O cineasta Nelson Pereira dos Santos tem parcela fundamental no decolar da
carreira de Zé Kéti. Lançou A voz do morro em Rio 40 graus (1955) e colocou
o sambista em um pequeno papel no longa. O trabalho seguinte de Nelson, Rio
zona norte (1957), estrelado por Grande Othelo, foi inspirado na vida do
compositor, que tem seu universo novamente visitado no documentário em
curta-metragem 35 mm (11 minutos) Compadre Zé Kéti, lançado no último
Festival Rio BR, com patrocínio das Petrobras.
"Esse filme é uma homenagem musical, onde eu procurei reproduzir o clima do
último aniversário do Zé.

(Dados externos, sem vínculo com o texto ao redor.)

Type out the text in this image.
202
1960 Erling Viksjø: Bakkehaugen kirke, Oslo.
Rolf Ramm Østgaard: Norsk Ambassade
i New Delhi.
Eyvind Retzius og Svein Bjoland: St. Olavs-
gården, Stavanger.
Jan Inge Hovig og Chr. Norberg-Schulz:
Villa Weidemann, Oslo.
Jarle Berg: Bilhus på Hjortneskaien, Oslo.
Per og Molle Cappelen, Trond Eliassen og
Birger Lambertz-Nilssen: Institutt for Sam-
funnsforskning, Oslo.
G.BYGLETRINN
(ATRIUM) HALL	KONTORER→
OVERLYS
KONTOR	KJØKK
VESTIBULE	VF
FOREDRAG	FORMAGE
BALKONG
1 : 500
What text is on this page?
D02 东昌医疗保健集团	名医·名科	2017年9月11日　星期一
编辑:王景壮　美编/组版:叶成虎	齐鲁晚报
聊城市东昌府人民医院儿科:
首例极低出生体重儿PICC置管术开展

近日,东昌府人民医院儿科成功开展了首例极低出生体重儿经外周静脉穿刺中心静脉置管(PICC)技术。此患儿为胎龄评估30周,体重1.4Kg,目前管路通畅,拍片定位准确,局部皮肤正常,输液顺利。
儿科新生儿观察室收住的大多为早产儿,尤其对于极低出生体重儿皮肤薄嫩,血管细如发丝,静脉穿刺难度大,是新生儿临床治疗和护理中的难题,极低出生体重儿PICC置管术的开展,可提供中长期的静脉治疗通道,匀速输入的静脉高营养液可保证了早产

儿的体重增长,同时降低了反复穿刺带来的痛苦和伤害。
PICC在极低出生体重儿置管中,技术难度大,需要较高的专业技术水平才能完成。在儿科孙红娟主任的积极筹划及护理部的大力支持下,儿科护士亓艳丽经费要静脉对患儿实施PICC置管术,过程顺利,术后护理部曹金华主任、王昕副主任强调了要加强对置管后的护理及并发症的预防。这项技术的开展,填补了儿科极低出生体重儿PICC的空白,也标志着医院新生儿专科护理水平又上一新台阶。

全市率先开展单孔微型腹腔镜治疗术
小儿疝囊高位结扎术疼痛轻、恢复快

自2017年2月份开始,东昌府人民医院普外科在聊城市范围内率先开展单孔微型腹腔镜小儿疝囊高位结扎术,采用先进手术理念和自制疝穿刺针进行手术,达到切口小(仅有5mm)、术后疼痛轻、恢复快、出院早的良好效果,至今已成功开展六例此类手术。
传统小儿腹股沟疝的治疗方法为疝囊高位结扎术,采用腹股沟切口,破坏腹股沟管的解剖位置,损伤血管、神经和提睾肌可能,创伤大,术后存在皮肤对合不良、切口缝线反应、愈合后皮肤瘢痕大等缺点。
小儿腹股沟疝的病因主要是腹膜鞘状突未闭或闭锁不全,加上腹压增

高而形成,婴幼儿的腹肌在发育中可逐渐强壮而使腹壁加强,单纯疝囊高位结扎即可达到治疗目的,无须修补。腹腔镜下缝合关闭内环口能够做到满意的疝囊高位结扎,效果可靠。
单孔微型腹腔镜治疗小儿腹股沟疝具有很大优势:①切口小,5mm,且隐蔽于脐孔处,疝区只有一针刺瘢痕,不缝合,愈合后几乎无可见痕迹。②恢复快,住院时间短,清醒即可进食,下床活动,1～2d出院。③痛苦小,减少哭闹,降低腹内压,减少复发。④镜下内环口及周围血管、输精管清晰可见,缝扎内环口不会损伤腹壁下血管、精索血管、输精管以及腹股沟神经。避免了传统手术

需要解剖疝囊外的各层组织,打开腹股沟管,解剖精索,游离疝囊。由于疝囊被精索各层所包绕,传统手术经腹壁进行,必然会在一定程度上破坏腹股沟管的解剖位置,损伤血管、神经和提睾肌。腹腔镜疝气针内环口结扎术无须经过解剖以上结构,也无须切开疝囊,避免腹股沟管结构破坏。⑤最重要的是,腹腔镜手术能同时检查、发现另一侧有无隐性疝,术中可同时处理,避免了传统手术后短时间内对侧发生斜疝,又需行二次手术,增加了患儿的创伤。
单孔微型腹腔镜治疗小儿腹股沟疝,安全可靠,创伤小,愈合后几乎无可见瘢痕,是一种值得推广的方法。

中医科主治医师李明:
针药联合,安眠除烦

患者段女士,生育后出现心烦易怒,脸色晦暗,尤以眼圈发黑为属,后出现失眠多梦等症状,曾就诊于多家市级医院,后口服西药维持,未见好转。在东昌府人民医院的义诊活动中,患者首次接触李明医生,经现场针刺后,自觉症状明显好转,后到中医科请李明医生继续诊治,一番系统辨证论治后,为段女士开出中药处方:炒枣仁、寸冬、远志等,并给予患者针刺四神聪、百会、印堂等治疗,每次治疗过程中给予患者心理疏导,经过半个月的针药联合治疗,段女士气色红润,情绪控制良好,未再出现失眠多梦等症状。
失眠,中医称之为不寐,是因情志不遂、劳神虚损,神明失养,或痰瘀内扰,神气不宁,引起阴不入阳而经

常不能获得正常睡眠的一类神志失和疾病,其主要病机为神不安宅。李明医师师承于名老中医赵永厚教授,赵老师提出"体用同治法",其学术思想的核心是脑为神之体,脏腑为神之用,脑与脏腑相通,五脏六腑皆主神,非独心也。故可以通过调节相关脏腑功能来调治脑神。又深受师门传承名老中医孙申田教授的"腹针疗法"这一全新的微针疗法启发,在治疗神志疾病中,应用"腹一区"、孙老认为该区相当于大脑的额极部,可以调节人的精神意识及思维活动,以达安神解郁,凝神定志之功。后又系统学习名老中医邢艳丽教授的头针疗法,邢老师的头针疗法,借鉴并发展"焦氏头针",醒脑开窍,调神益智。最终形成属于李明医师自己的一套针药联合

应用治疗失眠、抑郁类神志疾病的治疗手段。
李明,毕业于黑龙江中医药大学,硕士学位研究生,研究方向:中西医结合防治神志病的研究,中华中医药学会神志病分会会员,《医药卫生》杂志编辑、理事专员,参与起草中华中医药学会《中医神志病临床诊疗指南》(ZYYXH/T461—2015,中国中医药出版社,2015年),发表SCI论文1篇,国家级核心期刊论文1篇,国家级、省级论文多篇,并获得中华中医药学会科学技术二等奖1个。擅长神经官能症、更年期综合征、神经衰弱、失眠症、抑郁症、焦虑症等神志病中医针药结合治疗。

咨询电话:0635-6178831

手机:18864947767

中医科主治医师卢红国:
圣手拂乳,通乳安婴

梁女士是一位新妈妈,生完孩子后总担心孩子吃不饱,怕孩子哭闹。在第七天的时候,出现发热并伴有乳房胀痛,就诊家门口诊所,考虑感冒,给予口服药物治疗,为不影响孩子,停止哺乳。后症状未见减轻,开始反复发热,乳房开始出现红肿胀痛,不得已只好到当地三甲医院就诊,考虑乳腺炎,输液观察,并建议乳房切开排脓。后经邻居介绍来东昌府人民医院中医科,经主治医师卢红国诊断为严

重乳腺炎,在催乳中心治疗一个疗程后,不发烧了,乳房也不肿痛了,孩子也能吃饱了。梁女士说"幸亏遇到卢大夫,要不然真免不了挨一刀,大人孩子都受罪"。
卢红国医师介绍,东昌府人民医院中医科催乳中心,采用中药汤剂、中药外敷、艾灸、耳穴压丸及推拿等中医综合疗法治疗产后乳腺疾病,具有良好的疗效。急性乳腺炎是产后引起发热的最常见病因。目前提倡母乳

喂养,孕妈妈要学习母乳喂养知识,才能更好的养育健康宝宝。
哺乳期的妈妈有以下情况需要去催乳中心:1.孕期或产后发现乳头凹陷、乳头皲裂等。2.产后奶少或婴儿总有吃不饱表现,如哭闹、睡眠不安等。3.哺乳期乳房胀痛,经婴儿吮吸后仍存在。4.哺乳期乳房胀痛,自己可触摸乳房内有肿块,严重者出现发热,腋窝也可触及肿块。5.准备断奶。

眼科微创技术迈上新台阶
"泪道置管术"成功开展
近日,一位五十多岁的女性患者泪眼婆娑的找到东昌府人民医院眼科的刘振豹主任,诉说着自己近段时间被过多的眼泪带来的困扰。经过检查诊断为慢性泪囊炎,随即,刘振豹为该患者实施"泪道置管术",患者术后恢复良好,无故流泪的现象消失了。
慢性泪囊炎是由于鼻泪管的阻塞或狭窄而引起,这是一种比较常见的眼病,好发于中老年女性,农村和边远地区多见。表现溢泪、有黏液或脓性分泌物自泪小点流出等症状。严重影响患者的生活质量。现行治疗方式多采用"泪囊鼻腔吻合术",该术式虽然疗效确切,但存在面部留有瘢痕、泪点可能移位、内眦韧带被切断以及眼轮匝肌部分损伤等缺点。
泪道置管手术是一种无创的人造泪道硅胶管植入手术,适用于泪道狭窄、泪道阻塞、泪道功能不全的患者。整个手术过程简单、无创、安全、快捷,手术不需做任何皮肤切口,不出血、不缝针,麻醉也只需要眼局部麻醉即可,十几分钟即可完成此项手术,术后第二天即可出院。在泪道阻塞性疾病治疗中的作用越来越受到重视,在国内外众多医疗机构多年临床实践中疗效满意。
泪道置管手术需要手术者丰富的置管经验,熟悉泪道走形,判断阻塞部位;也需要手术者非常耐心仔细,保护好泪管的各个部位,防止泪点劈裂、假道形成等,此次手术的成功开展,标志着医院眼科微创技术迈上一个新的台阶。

Convidei uma roda de amigos, como Nelson Sargento,
Monarco, Elton Medeiros, Walter Alfaiate, Délcio Carvalho, Guilherme de
Brito e Noca da Portela, entre outros, e deixamos vazia a cadeira em que ele
sentava. A partir daí, registrei uma tarde de casos e muita música", explica
o diretor.
Padrinho do filho do sambista, Nelson acredita que ele tem lugar cativo na
música brasileira, além da importância histórica. "Ele lutou pela
profissionalização na arrecadação dos direitos autorais e teve forte atuação
política. Foi também um elemento de ligação entre a música de morro e a
MPB", opina. O cineasta gostaria - e tem material para isso - de transformar
Compadre Zé Kéti em um longa-metragem, mas depende de captação de recursos.
"Seria o ideal. Tenho como conseguir muitas imagens de arquivo,
principalmente dos shows do Opinião".